[PATCH 0/6] kexec: A new system call to allow in kernel loading

Wed Dec 4 14:34:31 EST 2013

On Fri, Nov 22, 2013 at 07:23:39PM -0800, Eric W. Biederman wrote:
> 
> > [..]
> >> >> There is also a huge missing piece of this in that your purgatory is not
> >> >> checking a hash of the loaded image before jumping too it.  Without that
> >> >> this is a huge regression at least for the kexec on panic case.  We
> >> >> absolutely need to check that the kernel sitting around in memory has
> >> >> not been corrupted before we let it run very far.
> >> >
> >> > Agreed. This should not be hard. It is just a matter of calcualting
> >> > digest of segments. I will store it in kimge and verify digest again
> >> > before passing control to control page. Will fix it in next version.
> >> 
> >> Nak.  The verification needs to happen in purgatory. 
> >> 
> >> The verification needs to happen in code whose runtime environment is
> >> does not depend on random parts of the kernel.  Anything else is a
> >> regression in maintainability and reliability.
> >> 
> >> It is the wrong direction to add any code to what needs to run in the
> >> known broken environment of the kernel when a panic happens.
> >> 
> >> Which means that you almost certainly need to go to the trouble of
> >> supporting the complexity needed to support purgatory code written in C.
> >> 
> >> (For those just tuning in purgatory is our term for the code that runs
> >> between the kernels to do those things that can not happen a priori).
> >
> > In general, I agree with not using kernel parts after crash.
> >
> > But what protects against that purgatory itself has been scribbled over.
> > IOW, how different purgatory memory is as compared to kernel memory where
> > digest routines are stored. They have got equal probably of being scribbled
> > over and if that's the case one is not better than other?
> >
> > And if they both got equal probability to getting corrupted, then there does
> > not seem to be an advantage in moving digest verification inside
> > purgatory.
> 
> The primary reason is that maintenance of code in the kernel that is
> safe during a crash dump is hard.  That is why we boot a second kernel
> after all.  If the code to do the signature verification resides in
> machine_kexec on the kexec on panic code path in the kernel that has
> called panic it is almost a given that at some point or other someone
> will add an option that will add a weird dependency that makes the code
> unsafe when the kernel is crashing.  I have seen it happen several times
> on the existing kexec on panic code path.  I have seen it on other code
> paths like netconsole.  Which can currently on some kernels I have
> running cause the kernel go go into an endless printk loop if you call
> printk from interrupt context.  So what we really gain by moving the
> verification into purgatory is protection from inappropriate code reuse.
> 
> So having a completely separate piece of code may be a little harder to
> write initially but the code is much simpler and more reliable to
> maintain.  Essentially requiring no maintenance effort.  Further getting
> to the point where purgatory is written in C makes small changes much
> more approachable.

Hi Eric,

So you want a separate purgatory code and that purgatory should be self
contained and should not share any code with rest of the kernel. No
inclusion of header files, no linking against kernel libraries? That means
even re-implementing sha256 functions separately (like user space)?

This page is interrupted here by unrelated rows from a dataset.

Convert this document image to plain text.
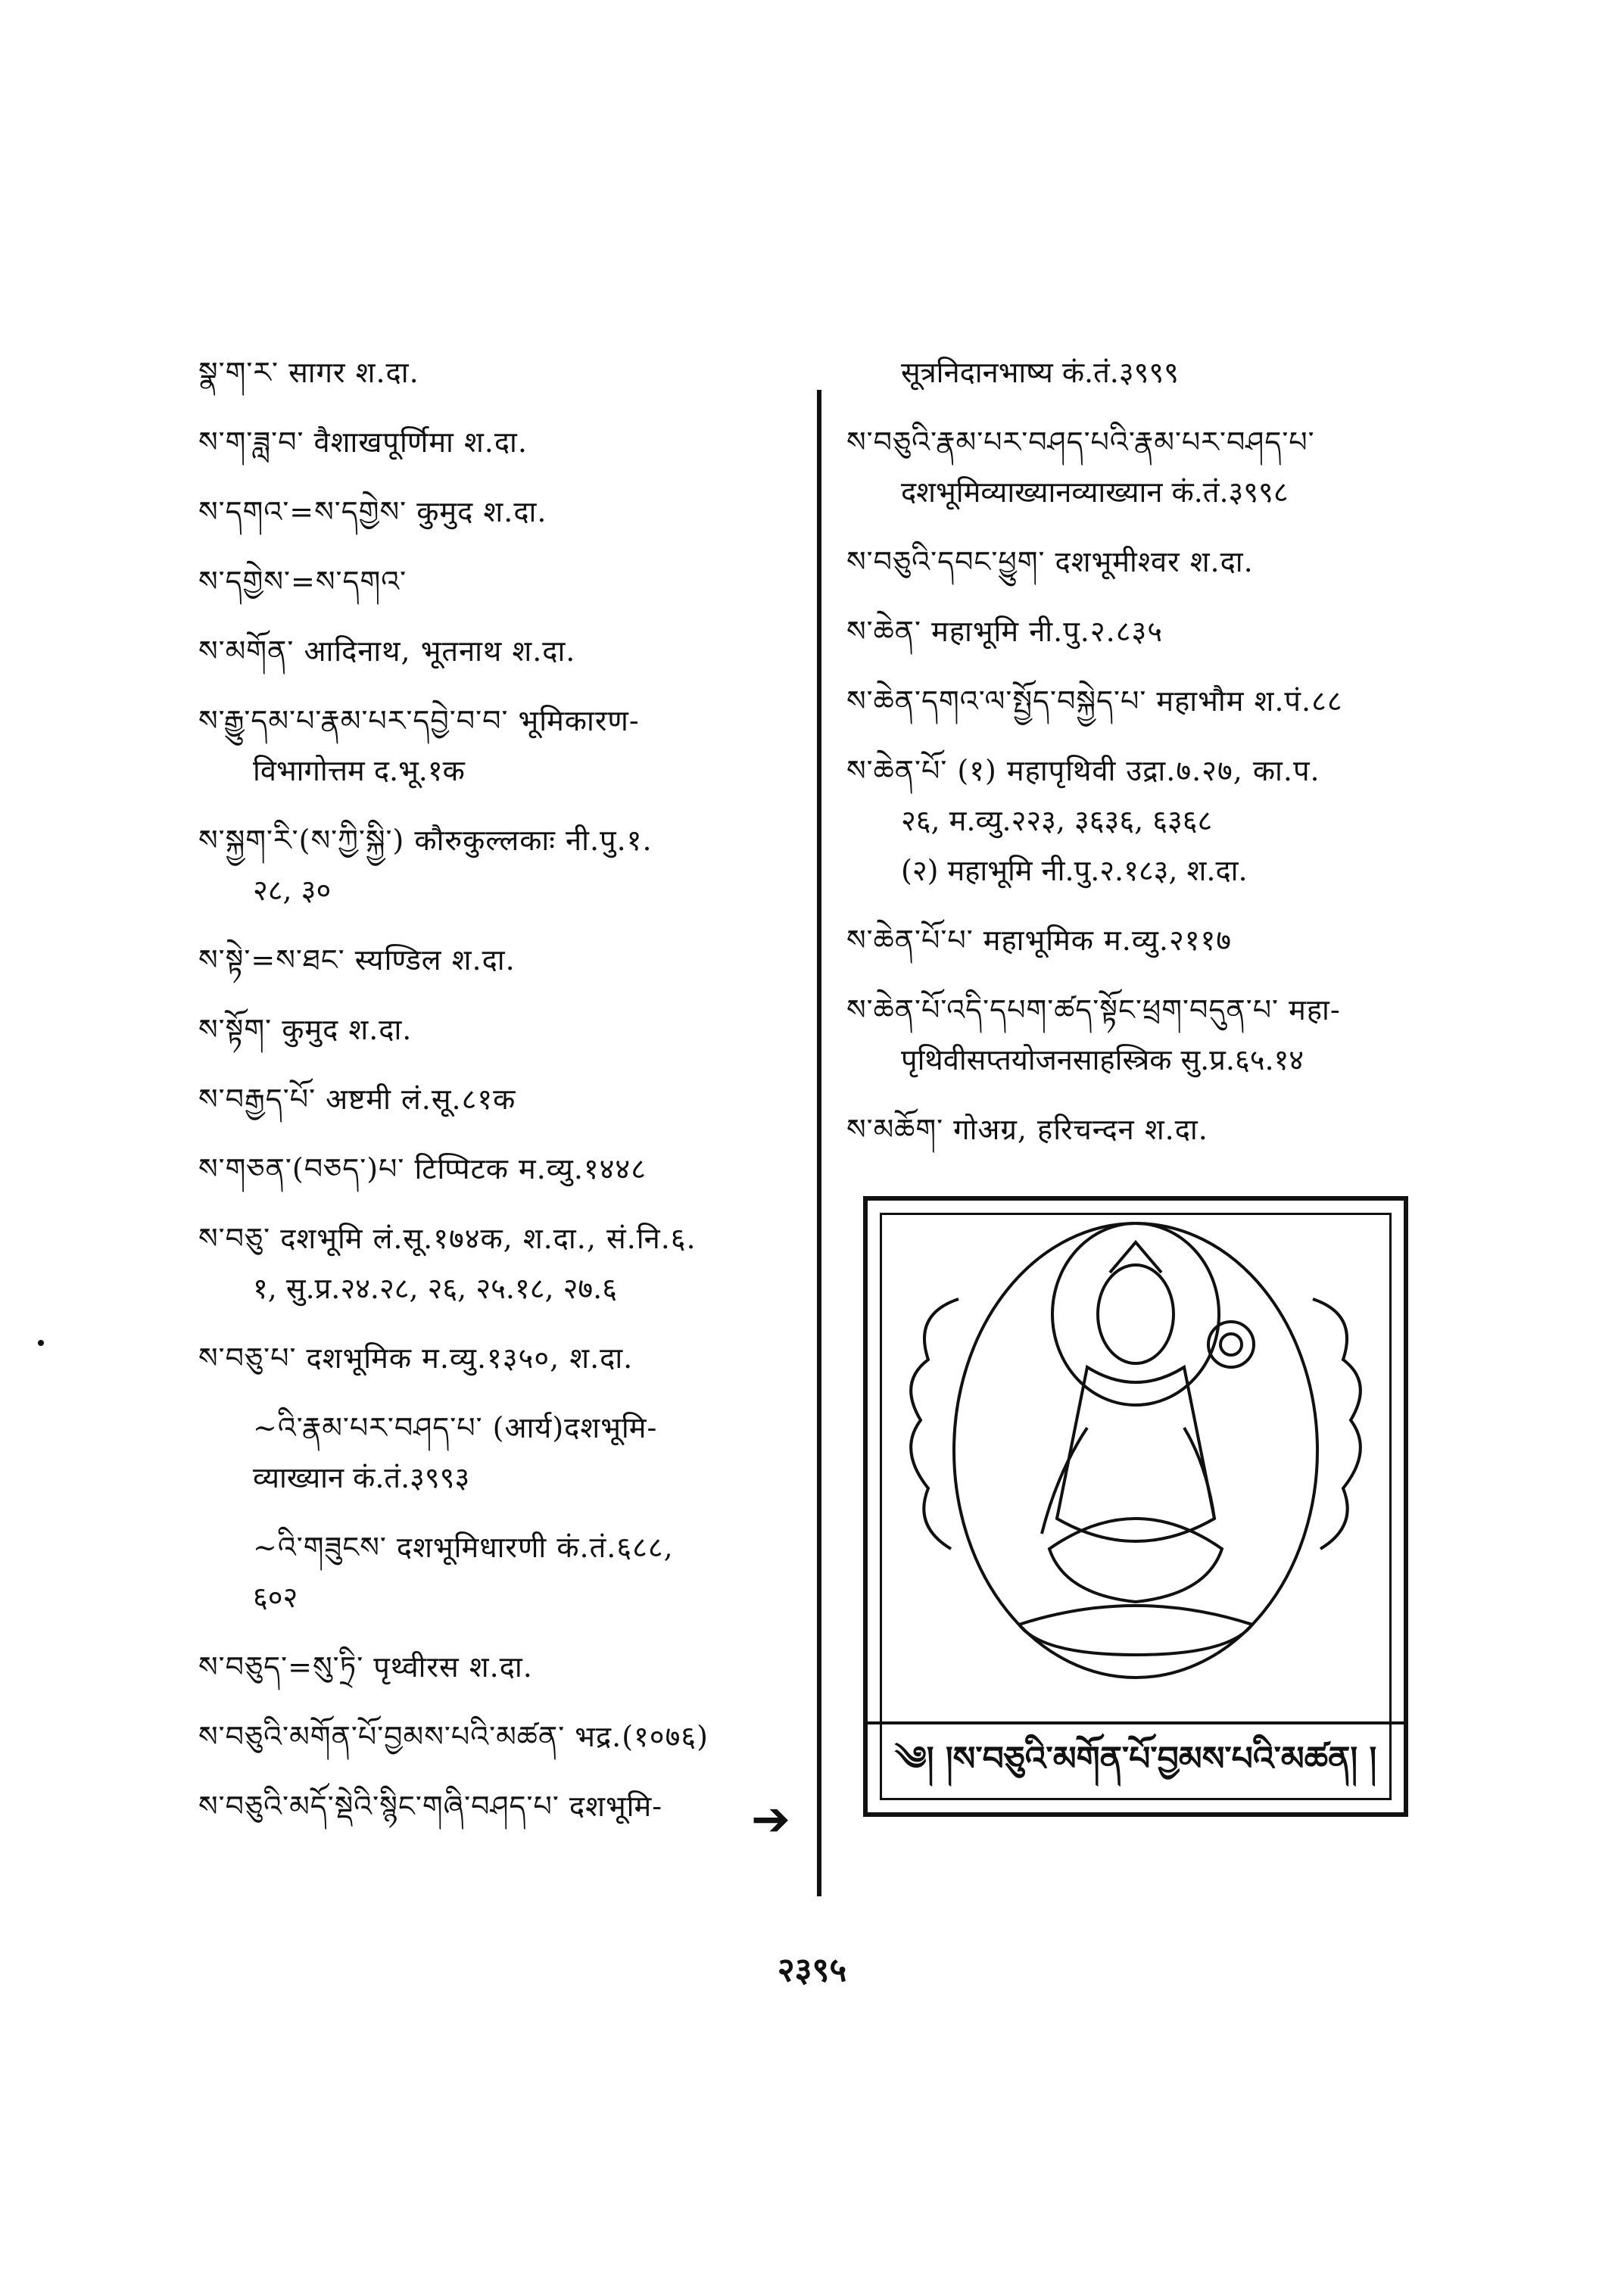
སྣ་ག་ར་ सागर श.दा.

ས་ག་ཟླ་བ་ वैशाखपूर्णिमा श.दा.

ས་དགའ་=ས་དགྱེས་ कुमुद श.दा.

ས་དགྱེས་=ས་དགའ་

ས་མགོན་ आदिनाथ, भूतनाथ श.दा.

ས་རྒྱུ་དམ་པ་རྣམ་པར་དབྱེ་བ་བ་ भूमिकारण-

विभागोत्तम द.भू.१क

ས་སྐྱག་རི་(ས་ཀྱི་སྐྱི་) कौरुकुल्लकाः नी.पु.१.

२८, ३०

ས་སྟེ་=ས་ཐང་ स्यण्डिल श.दा.

ས་སྟོག་ कुमुद श.दा.

ས་བརྒྱད་པོ་ अष्टमी लं.सू.८१क

ས་གཅན་(བཅད་)པ་ टिप्पिटक म.व्यु.१४४८

ས་བཅུ་ दशभूमि लं.सू.१७४क, श.दा., सं.नि.६.

१, सु.प्र.२४.२८, २६, २५.१८, २७.६

ས་བཅུ་པ་ दशभूमिक म.व्यु.१३५०, श.दा.

~འི་རྣམ་པར་བཤད་པ་ (आर्य)दशभूमि-

व्याख्यान कं.तं.३९९३

~འི་གཟུངས་ दशभूमिधारणी कं.तं.६८८,

६०२

ས་བཅུད་=སུ་ཏྲི་ पृथ्वीरस श.दा.

ས་བཅུའི་མགོན་པོ་བྱམས་པའི་མཚན་ भद्र.(१०७६)

ས་བཅུའི་མདོ་སྡེའི་སྙིང་གཞི་བཤད་པ་ दशभूमि-	➔

सूत्रनिदानभाष्य कं.तं.३९९९

ས་བཅུའི་རྣམ་པར་བཤད་པའི་རྣམ་པར་བཤད་པ་

दशभूमिव्याख्यानव्याख्यान कं.तं.३९९८

ས་བཅུའི་དབང་ཕྱུག་ दशभूमीश्वर श.दा.

ས་ཆེན་ महाभूमि नी.पु.२.८३५

ས་ཆེན་དགའ་ལ་སྤྱོད་བསྐྱེད་པ་ महाभौम श.पं.८८

ས་ཆེན་པོ་ (१) महापृथिवी उद्रा.७.२७, का.प.

२६, म.व्यु.२२३, ३६३६, ६३६८

(२) महाभूमि नी.पु.२.१८३, श.दा.

ས་ཆེན་པོ་པ་ महाभूमिक म.व्यु.२११७

ས་ཆེན་པོ་འདི་དཔག་ཚད་སྟོང་ཕྲག་བདུན་པ་ महा-

पृथिवीसप्तयोजनसाहस्त्रिक सु.प्र.६५.१४

ས་མཆོག་ गोअग्र, हरिचन्दन श.दा.

༄། །ས་བཅུའི་མགོན་པོ་བྱམས་པའི་མཚན། །
२३९५
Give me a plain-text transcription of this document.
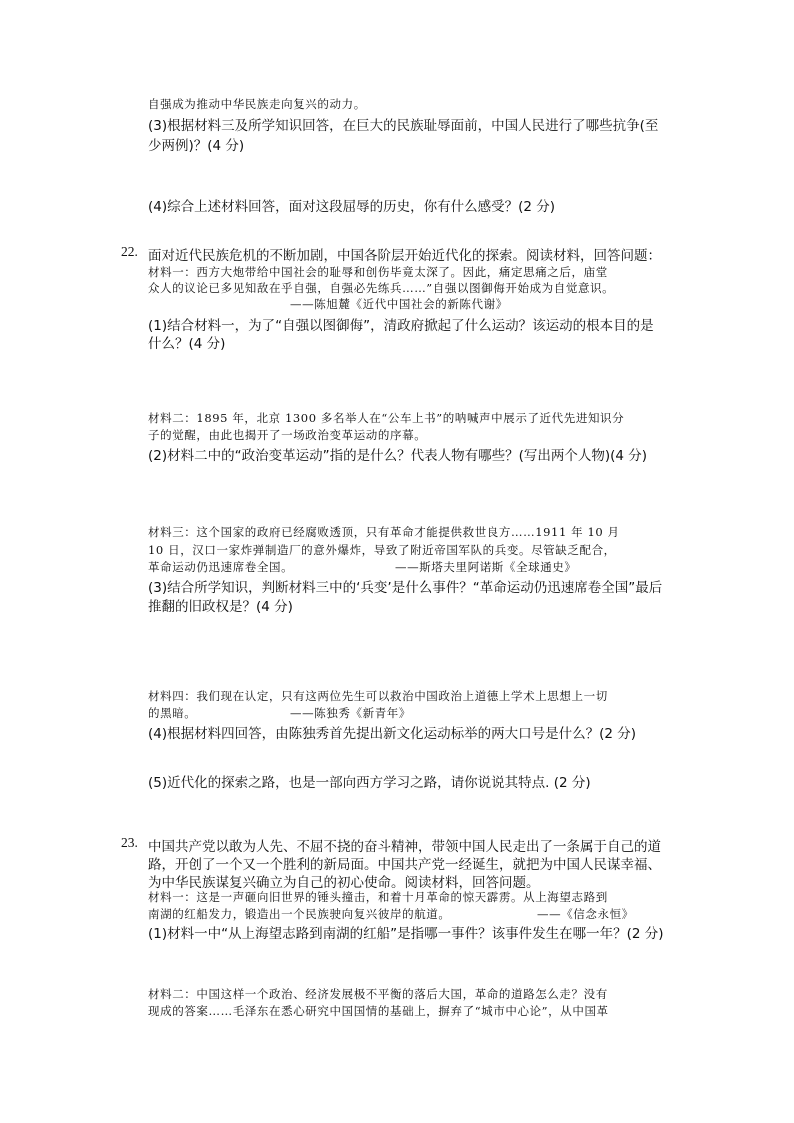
自强成为推动中华民族走向复兴的动力。

(3)根据材料三及所学知识回答，在巨大的民族耻辱面前，中国人民进行了哪些抗争(至

少两例)？(4 分)

(4)综合上述材料回答，面对这段屈辱的历史，你有什么感受？(2 分)

22. 面对近代民族危机的不断加剧，中国各阶层开始近代化的探索。阅读材料，回答问题：

材料一：西方大炮带给中国社会的耻辱和创伤毕竟太深了。因此，痛定思痛之后，庙堂

众人的议论已多见知敌在乎自强，自强必先练兵……”自强以图御侮开始成为自觉意识。

——陈旭麓《近代中国社会的新陈代谢》

(1)结合材料一，为了“自强以图御侮”，清政府掀起了什么运动？该运动的根本目的是

什么？(4 分)

材料二：1895 年，北京 1300 多名举人在“公车上书”的呐喊声中展示了近代先进知识分

子的觉醒，由此也揭开了一场政治变革运动的序幕。

(2)材料二中的“政治变革运动”指的是什么？代表人物有哪些？(写出两个人物)(4 分)

材料三：这个国家的政府已经腐败透顶，只有革命才能提供救世良方……1911 年 10 月

10 日，汉口一家炸弹制造厂的意外爆炸，导致了附近帝国军队的兵变。尽管缺乏配合，

革命运动仍迅速席卷全国。	——斯塔夫里阿诺斯《全球通史》

(3)结合所学知识，判断材料三中的‘兵变’是什么事件？“革命运动仍迅速席卷全国”最后

推翻的旧政权是？(4 分)

材料四：我们现在认定，只有这两位先生可以救治中国政治上道德上学术上思想上一切

的黑暗。	——陈独秀《新青年》

(4)根据材料四回答，由陈独秀首先提出新文化运动标举的两大口号是什么？(2 分)

(5)近代化的探索之路，也是一部向西方学习之路，请你说说其特点. (2 分)

23. 中国共产党以敢为人先、不屈不挠的奋斗精神，带领中国人民走出了一条属于自己的道

路，开创了一个又一个胜利的新局面。中国共产党一经诞生，就把为中国人民谋幸福、

为中华民族谋复兴确立为自己的初心使命。阅读材料，回答问题。

材料一：这是一声砸向旧世界的锤头撞击，和着十月革命的惊天霹雳。从上海望志路到

南湖的红船发力，锻造出一个民族驶向复兴彼岸的航道。	——《信念永恒》

(1)材料一中“从上海望志路到南湖的红船”是指哪一事件？该事件发生在哪一年？(2 分)

材料二：中国这样一个政治、经济发展极不平衡的落后大国，革命的道路怎么走？没有

现成的答案……毛泽东在悉心研究中国国情的基础上，摒弃了“城市中心论”，从中国革
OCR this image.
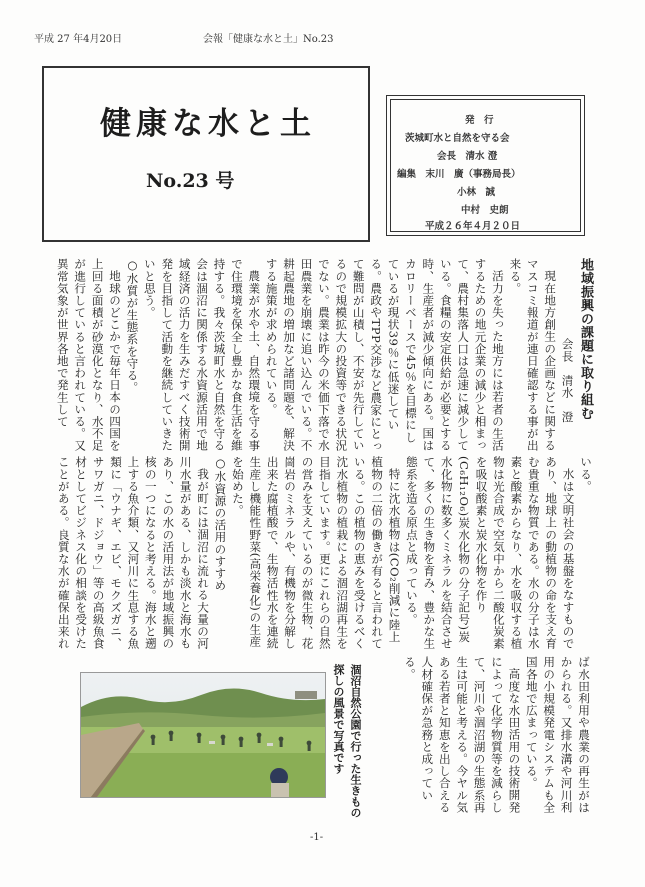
平成 27 年4月20日	会報「健康な水と土」No.23
健康な水と土
No.23 号
発　行
茨城町水と自然を守る会
会長　清水 澄
編集　末川　廣（事務局長）
小林　誠
中村　史朗
平成２６年４月２０日
地域振興の課題に取り組む
会長　清水　澄
現在地方創生の企画などに関するマスコミ報道が連日確認する事が出来る。
活力を失った地方には若者の生活するための地元企業の減少と相まって、農村集落人口は急速に減少している。食糧の安定供給が必要とする時、生産者が減少傾向にある。国はカロリーベースで45％を目標にしているが現状39％に低迷している。農政やTPP交渉など農家にとって難問が山積し、不安が先行しているので規模拡大の投資等できる状況でない。農業は昨今の米価下落で水田農業を崩壊に追い込んでいる。不耕起農地の増加など諸問題を、解決する施策が求められている。
農業が水や土、自然環境を守る事で住環境を保全し豊かな食生活を維持する。我々茨城町水と自然を守る会は涸沼に関係する水資源活用で地域経済の活力を生みだすべく技術開発を目指して活動を継続していきたいと思う。
○水質が生態系を守る。
地球のどこかで毎年日本の四国を上回る面積が砂漠化となり、水不足が進行していると言われている。又異常気象が世界各地で発生して
いる。
水は文明社会の基盤をなすものであり、地球上の動植物の命を支え育む貴重な物質である。水の分子は水素と酸素からなり、水を吸収する植物は光合成で空気中から二酸化炭素を吸収酸素と炭水化物を作り(C₆H₁₂O₆)炭水化物の分子記号)炭水化物に数多くミネラルを結合させて、多くの生き物を育み、豊かな生態系を造る原点と成っている。
特に沈水植物は(CO₂削減に陸上植物の二倍の働きが有ると言われている。この植物の恵みを受けるべく沈水植物の植栽による涸沼湖再生を目指しています。更にこれらの自然の営みを支えているのが微生物、花崗岩のミネラルや、有機物を分解し出来た腐植酸で、生物活性水を連続生産し機能性野菜(高栄養化)の生産を始めた。
○水資源の活用のすすめ
我が町には涸沼に流れる大量の河川水量がある、しかも淡水と海水もあり、この水の活用法が地域振興の核の一つになると考える。海水と遡上する魚介類、又河川に生息する魚類に「ウナギ、エビ、モクズガニ、サワガニ、ドジョウ」等の高級魚食材としてビジネス化の相談を受けたことがある。良質な水が確保出来れ
ば水田利用や農業の再生がはかられる。又排水溝や河川利用の小規模発電システムも全国各地で広まっている。
高度な水田活用の技術開発によって化学物質等を減らして、河川や涸沼湖の生態系再生は可能と考える。今ヤル気ある若者と知恵を出し合える人材確保が急務と成っている。
涸沼自然公園で行った生きもの探しの風景で写真です
-1-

If code maintenance is a concern, then I think I can reimplement some
of the functions to calculate sha256 in separate crash files and invoke
those to reduce code sharing with rest of the kernel. And we should be
able to link against the kernel and not have to create separate
relocatable purgatory object and relocate it.

IOW, does purgatory still have to be a relocatable object? I think
user space had no choice but given the fact that we are implementing
thing in kernel, I should be able to implement my own hash calculation
and segment verification code and link it to existing kernel and invoke
these outside purgatory. Anyway, we call so many other functions after
crash to stop cpus, save registers, etc.

Thanks
Vivek